CLEVELAND, Ohio – Here is a likely matchup to watch as the city of Cleveland begins to reform its police force under an agreement with the U.S. Justice Department.

In one corner stands Steve Loomis, president of the Cleveland Police Patrolman’s Association. In the other corner is Sean Smoot, director and chief counsel of Police Benevolent and Protection Association of Illinois.

Smoot is a member of a monitoring team that will oversee the reforms. His presence is a signal to Loomis and other rank-and-file officers here, said Merrick Bobb, executive director of the Police Assessment Resource Center that assembled the team.

“There needs to be no question that [Loomis’s union] is at the table and able to communicate its views,” Bobb, who will not be involved in overseeing Cleveland’s reforms, said in a phone interview from his Los Angeles office.

cppa-president-steve-loomis.JPGSteve Loomis

Bobb learned that lesson the hard way in Seattle, where he and his nonprofit center upset some of the city’s police officers while monitoring reform efforts similar to those underway in Cleveland.

Without the blessing of their union president, about 100 Seattle police officers sued Bobb and several city officials over changes to the department’s use of force policy. The suit, filed in May 2014, accused Bobb and others of “playing politics” with officers’ lives.

The revised policy prescribes specific levels of force for officers to use when confronted with specific levels of threat from suspects. The lawsuit argued that the policy stripped officers of their discretion, and gave suspects more rights than the officers.

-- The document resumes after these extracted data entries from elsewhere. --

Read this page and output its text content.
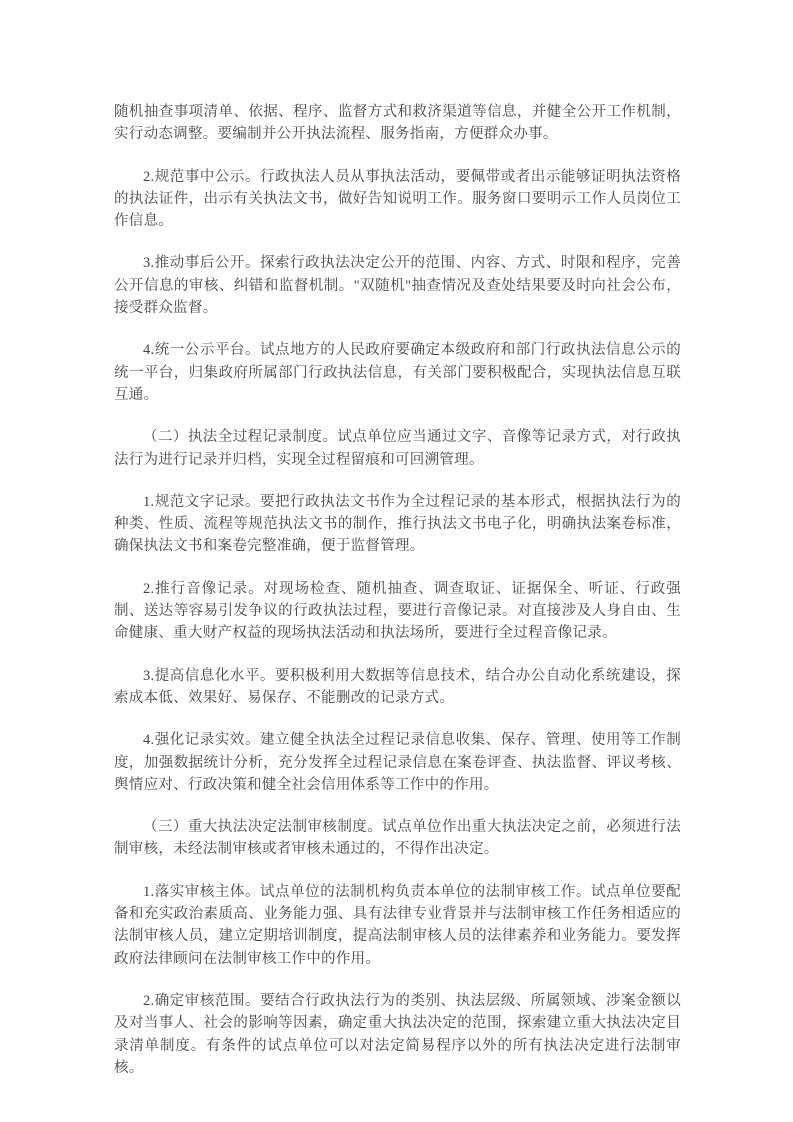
随机抽查事项清单、依据、程序、监督方式和救济渠道等信息，并健全公开工作机制，实行动态调整。要编制并公开执法流程、服务指南，方便群众办事。

2.规范事中公示。行政执法人员从事执法活动，要佩带或者出示能够证明执法资格的执法证件，出示有关执法文书，做好告知说明工作。服务窗口要明示工作人员岗位工作信息。

3.推动事后公开。探索行政执法决定公开的范围、内容、方式、时限和程序，完善公开信息的审核、纠错和监督机制。"双随机"抽查情况及查处结果要及时向社会公布，接受群众监督。

4.统一公示平台。试点地方的人民政府要确定本级政府和部门行政执法信息公示的统一平台，归集政府所属部门行政执法信息，有关部门要积极配合，实现执法信息互联互通。

（二）执法全过程记录制度。试点单位应当通过文字、音像等记录方式，对行政执法行为进行记录并归档，实现全过程留痕和可回溯管理。

1.规范文字记录。要把行政执法文书作为全过程记录的基本形式，根据执法行为的种类、性质、流程等规范执法文书的制作，推行执法文书电子化，明确执法案卷标准，确保执法文书和案卷完整准确，便于监督管理。

2.推行音像记录。对现场检查、随机抽查、调查取证、证据保全、听证、行政强制、送达等容易引发争议的行政执法过程，要进行音像记录。对直接涉及人身自由、生命健康、重大财产权益的现场执法活动和执法场所，要进行全过程音像记录。

3.提高信息化水平。要积极利用大数据等信息技术，结合办公自动化系统建设，探索成本低、效果好、易保存、不能删改的记录方式。

4.强化记录实效。建立健全执法全过程记录信息收集、保存、管理、使用等工作制度，加强数据统计分析，充分发挥全过程记录信息在案卷评查、执法监督、评议考核、舆情应对、行政决策和健全社会信用体系等工作中的作用。

（三）重大执法决定法制审核制度。试点单位作出重大执法决定之前，必须进行法制审核，未经法制审核或者审核未通过的，不得作出决定。

1.落实审核主体。试点单位的法制机构负责本单位的法制审核工作。试点单位要配备和充实政治素质高、业务能力强、具有法律专业背景并与法制审核工作任务相适应的法制审核人员，建立定期培训制度，提高法制审核人员的法律素养和业务能力。要发挥政府法律顾问在法制审核工作中的作用。

2.确定审核范围。要结合行政执法行为的类别、执法层级、所属领域、涉案金额以及对当事人、社会的影响等因素，确定重大执法决定的范围，探索建立重大执法决定目录清单制度。有条件的试点单位可以对法定简易程序以外的所有执法决定进行法制审核。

Cleveland police agreed to make similar changes to their use-of-force policy last year, and are now implementing the changes. 

A federal judge dismissed the Seattle lawsuit about six months after it was filed, and the department is now in compliance and on track with all of the reforms, according to Bobb’s latest report on Seattle’s progress.

What happened in Seattle is a common scenario in cities undergoing police reform, Bobb told Northeast Ohio Media Group.

“Once the rank-and-file officer understands that the consent decree is not a threat, is not going to negatively impact on his or her career, is concerned for office safety and is figuring out ways to use force intelligently and more carefully, then this kind of free floating anxiety about the consent decree or the monitor will dissipate,” Bobb said.

Smoot’s role in Cleveland will likely be to convince Loomis and the his union that the reforms are not an attack on officer’s jobs, but are going to make their jobs much easier and safer in the long run, according to police-reform expert Sam Walker.

Walker, a University of Nebraska professor who studies efforts by the Justice Department to reform police departments across the nation, said the inclusion of a rank-and-file police officer on an independent monitor’s team is rare.

He said police unions are often left without a voice in the entire reform process.

“That’s been a source of problems in other cities,” Walker said. “[Unions] are major players, so to the extent that this an outreach, that’s a very positive thing.”